Serviço social quer ser reconhecido
Sociedade ainda confunde Assistência Social apenas com assistencialismo

Marcondes Júnior
Mariaurea Machado
3º Período de Jornalismo

Mariaurea Machado

Valquíria Alves Mariano explica como é feito o trabalho de gestora de Serviço Social na Uniube

A falta de conhecimento sobre a profissão de Serviço Social reflete na sociedade ao dificultar a separação entre o que é assistencialismo e a atuação profissional do assistente social. Mas este é um trabalho que busca promover a autonomia das pessoas, ao passo que aquele não vai além de socorros pontuais que não garantem cidadania.

Segundo Valquíria Alves Mariano, gestora do curso de Serviço Social da Universidade de Uberaba, a assistência social é um trabalho de politização que mostra ao usuário que ele tem direitos que são garantidos constitucionalmente. “As pessoas têm direito, por exemplo, a reivindicar medicamentos, a conseguir certos benefícios, a ter atendimento digno, a que seus filhos tenham acesso à educação. Isto é que é autonomia. É mostrar ao usuário que ele é um sujeito político, um sujeito de direitos.

A partir dessa ótica, a desconstrução da ideia do assistencialismo pelo assistencialismo, da caridade pela caridade, passa pela responsabilidade da universidade em formar profissionais capazes de mostrar qual é o verdadeiro sentido do Serviço Social. E em âmbito regional os assistentes sociais têm conseguido progresso nesse sentido.

Com mais de 20 anos de atuação profissional, a atual presidente da Associação dos Assistentes Sociais de Uberaba, Zélia de Oliveira Barbosa, relata que a situação hoje é bastante diferente de quando chegou a Uberaba na década de 80. “Na nossa região, hoje, o Serviço Social está mais em evidência por conta dos cursos existentes”, referindo-se aos iniciados a partir de 2003 na cidade.

Além disso, a própria atuação profissional dos assistentes sociais tem mudado os parâmetros de visão profissional do Serviço Social. Exemplos como o do Lar da Caridade e o do Hospital Dr. Hélio Angotti, onde profissionais do setor atuam também na elaboração e implantação de projetos e na captação de recursos, reforçam a tese de Valquíria Mariano de que “depois que o assistente social mostra o verdadeiro trabalho do Serviço Social, a instituição não fica mais sem este profissional”.

Perspectiva de futuro

A Lei 8.662 de 1993 elenca as atribuições privativas do assistente social. E estas perpassam por um variado leque de opções. “Dentro da profissão há muitas possibilidades de áreas para atuar.

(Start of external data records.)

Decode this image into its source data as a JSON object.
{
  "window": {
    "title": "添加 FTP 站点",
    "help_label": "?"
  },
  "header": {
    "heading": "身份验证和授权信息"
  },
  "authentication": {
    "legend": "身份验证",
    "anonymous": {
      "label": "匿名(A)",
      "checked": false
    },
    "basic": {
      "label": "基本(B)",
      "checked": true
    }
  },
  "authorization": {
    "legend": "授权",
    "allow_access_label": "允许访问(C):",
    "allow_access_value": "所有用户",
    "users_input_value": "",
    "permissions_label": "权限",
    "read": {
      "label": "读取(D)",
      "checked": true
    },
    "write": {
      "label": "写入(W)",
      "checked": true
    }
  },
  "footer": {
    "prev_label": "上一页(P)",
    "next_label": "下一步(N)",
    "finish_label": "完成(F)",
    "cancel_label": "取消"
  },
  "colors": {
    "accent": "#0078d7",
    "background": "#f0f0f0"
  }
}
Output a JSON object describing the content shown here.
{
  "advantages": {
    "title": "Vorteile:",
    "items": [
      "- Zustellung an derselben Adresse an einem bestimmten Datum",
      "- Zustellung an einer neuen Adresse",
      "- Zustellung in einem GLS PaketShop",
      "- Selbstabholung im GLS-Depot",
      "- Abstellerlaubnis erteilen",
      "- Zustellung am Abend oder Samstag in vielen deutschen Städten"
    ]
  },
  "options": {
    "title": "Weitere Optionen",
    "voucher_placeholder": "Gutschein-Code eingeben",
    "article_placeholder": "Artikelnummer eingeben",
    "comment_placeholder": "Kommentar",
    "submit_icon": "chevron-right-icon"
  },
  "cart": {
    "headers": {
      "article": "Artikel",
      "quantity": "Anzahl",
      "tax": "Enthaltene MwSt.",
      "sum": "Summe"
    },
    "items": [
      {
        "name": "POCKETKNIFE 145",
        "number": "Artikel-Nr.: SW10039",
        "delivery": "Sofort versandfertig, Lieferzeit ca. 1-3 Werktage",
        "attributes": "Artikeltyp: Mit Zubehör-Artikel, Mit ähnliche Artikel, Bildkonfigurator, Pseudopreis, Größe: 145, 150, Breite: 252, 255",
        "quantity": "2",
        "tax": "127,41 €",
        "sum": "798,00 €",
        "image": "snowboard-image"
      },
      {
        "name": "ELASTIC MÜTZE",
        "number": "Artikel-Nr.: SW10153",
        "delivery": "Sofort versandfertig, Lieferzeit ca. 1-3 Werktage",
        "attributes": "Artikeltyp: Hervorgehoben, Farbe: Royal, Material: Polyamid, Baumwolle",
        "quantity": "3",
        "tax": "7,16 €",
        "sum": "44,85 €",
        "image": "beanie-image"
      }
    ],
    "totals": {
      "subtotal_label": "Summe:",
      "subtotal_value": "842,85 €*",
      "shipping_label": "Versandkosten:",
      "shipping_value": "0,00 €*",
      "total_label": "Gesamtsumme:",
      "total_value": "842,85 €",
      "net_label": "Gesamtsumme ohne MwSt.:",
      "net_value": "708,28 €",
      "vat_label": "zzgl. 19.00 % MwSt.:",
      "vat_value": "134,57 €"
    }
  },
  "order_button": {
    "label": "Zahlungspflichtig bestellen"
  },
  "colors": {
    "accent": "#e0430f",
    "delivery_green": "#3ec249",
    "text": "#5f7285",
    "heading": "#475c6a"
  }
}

Quem não se identifica, por exemplo, com a área de saúde, pode se identificar em trabalhar dentro de uma empresa. Sendo assistente social, trabalha-se em diversos espaços”, exemplifica Zélia Barbosa.

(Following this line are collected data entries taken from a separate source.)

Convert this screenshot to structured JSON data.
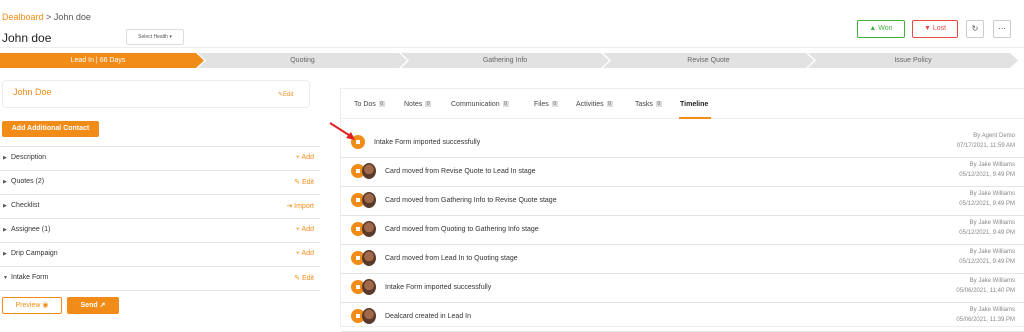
{
  "header": {
    "breadcrumb_link": "Dealboard",
    "breadcrumb_sep": ">",
    "breadcrumb_current": "John doe",
    "title": "John doe",
    "health_select": "Select Health",
    "won_label": "Won",
    "lost_label": "Lost"
  },
  "stages": [
    {
      "label": "Lead In | 66 Days",
      "active": true
    },
    {
      "label": "Quoting",
      "active": false
    },
    {
      "label": "Gathering Info",
      "active": false
    },
    {
      "label": "Revise Quote",
      "active": false
    },
    {
      "label": "Issue Policy",
      "active": false
    }
  ],
  "contact": {
    "name": "John Doe",
    "edit_label": "Edit",
    "add_contact_label": "Add Additional Contact"
  },
  "sections": [
    {
      "label": "Description",
      "action": "Add",
      "icon": "plus-icon"
    },
    {
      "label": "Quotes (2)",
      "action": "Edit",
      "icon": "pencil-icon"
    },
    {
      "label": "Checklist",
      "action": "Import",
      "icon": "import-icon"
    },
    {
      "label": "Assignee (1)",
      "action": "Add",
      "icon": "plus-icon"
    },
    {
      "label": "Drip Campaign",
      "action": "Add",
      "icon": "plus-icon"
    },
    {
      "label": "Intake Form",
      "action": "Edit",
      "icon": "pencil-icon"
    }
  ],
  "footer": {
    "preview_label": "Preview",
    "send_label": "Send"
  },
  "tabs": [
    {
      "label": "To Dos",
      "count": "0"
    },
    {
      "label": "Notes",
      "count": "0"
    },
    {
      "label": "Communication",
      "count": "0"
    },
    {
      "label": "Files",
      "count": "0"
    },
    {
      "label": "Activities",
      "count": "0"
    },
    {
      "label": "Tasks",
      "count": "0"
    },
    {
      "label": "Timeline",
      "count": ""
    }
  ],
  "timeline": [
    {
      "text": "Intake Form imported successfully",
      "by": "By Agent Demo",
      "date": "07/17/2021, 11:59 AM",
      "avatar": false
    },
    {
      "text": "Card moved from Revise Quote to Lead In stage",
      "by": "By Jake Williams",
      "date": "05/12/2021, 9:49 PM",
      "avatar": true
    },
    {
      "text": "Card moved from Gathering Info to Revise Quote stage",
      "by": "By Jake Williams",
      "date": "05/12/2021, 9:49 PM",
      "avatar": true
    },
    {
      "text": "Card moved from Quoting to Gathering Info stage",
      "by": "By Jake Williams",
      "date": "05/12/2021, 9:49 PM",
      "avatar": true
    },
    {
      "text": "Card moved from Lead In to Quoting stage",
      "by": "By Jake Williams",
      "date": "05/12/2021, 9:49 PM",
      "avatar": true
    },
    {
      "text": "Intake Form imported successfully",
      "by": "By Jake Williams",
      "date": "05/06/2021, 11:40 PM",
      "avatar": true
    },
    {
      "text": "Dealcard created in Lead In",
      "by": "By Jake Williams",
      "date": "05/06/2021, 11:39 PM",
      "avatar": true
    }
  ],
  "colors": {
    "accent": "#f28c18",
    "stage_inactive": "#e2e2e2",
    "won": "#3fb13f",
    "lost": "#e84a4a",
    "annotation_arrow": "#e02020"
  }
}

Os assistentes sociais têm também como opções a área de educação, o sistema de Justiça, áreas relativas ao meio ambiente, entre outras. E entre suas possíveis atividades destacam-se o atendimento direto ao usuário das políticas sociais, o planejamento e a gestão da área social, a pesquisa, a assessoria, a consultoria e a docência no ensino superior.

Zélia Barbosa afirma que vários setores públicos e privados ainda não conseguem oferecer os recursos humanos necessários para as demandas que existem e, assim, a tendência é que o Serviço Social encontre cada vez mais espaço para sua atuação. E nem mesmo uma futura e sonhada eliminação da pobreza brasileira pode representar uma inversão deste quadro. “As demandas do Serviço Social sempre vão existir porque trabalhamos com as relações sociais e o homem não vive só”, prevê a experiente profissional.

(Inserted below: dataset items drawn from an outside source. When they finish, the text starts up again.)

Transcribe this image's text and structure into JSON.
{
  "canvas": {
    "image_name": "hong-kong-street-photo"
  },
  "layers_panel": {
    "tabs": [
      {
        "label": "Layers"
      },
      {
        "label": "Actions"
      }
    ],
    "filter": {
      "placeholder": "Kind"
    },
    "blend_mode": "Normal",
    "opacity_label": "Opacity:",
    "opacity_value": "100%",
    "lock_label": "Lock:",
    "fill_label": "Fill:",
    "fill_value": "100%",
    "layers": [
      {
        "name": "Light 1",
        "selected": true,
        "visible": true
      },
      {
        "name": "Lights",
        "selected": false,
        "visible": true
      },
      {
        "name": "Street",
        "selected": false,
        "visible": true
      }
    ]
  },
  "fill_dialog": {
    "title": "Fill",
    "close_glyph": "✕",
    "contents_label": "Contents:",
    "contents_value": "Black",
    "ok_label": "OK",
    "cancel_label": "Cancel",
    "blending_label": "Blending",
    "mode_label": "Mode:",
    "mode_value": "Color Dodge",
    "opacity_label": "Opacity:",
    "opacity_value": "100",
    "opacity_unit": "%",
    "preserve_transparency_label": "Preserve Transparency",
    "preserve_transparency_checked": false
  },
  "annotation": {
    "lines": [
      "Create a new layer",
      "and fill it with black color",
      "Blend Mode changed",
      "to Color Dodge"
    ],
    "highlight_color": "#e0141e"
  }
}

Um exemplo claro de demanda na região é o grande fluxo de trabalhadores da indústria da cana que aqui chegam especialmente na época de colheita. “Trabalhar com o pessoal da cana nem é perspectiva de futuro, é questão de necessidade, porque traz pessoas de vários locais e junto com elas vêm situações muito particulares e o município tem que assumir essas pessoas que chegam. Então, a demanda de Serviço Social em torno disso acaba sendo maior. E mesmo depois que eles vão embora ficam questões como, por exemplo, a gravidez na adolescência. Então, não tem como os municípios não responderem a isso”, avalia Valquíria Mariano.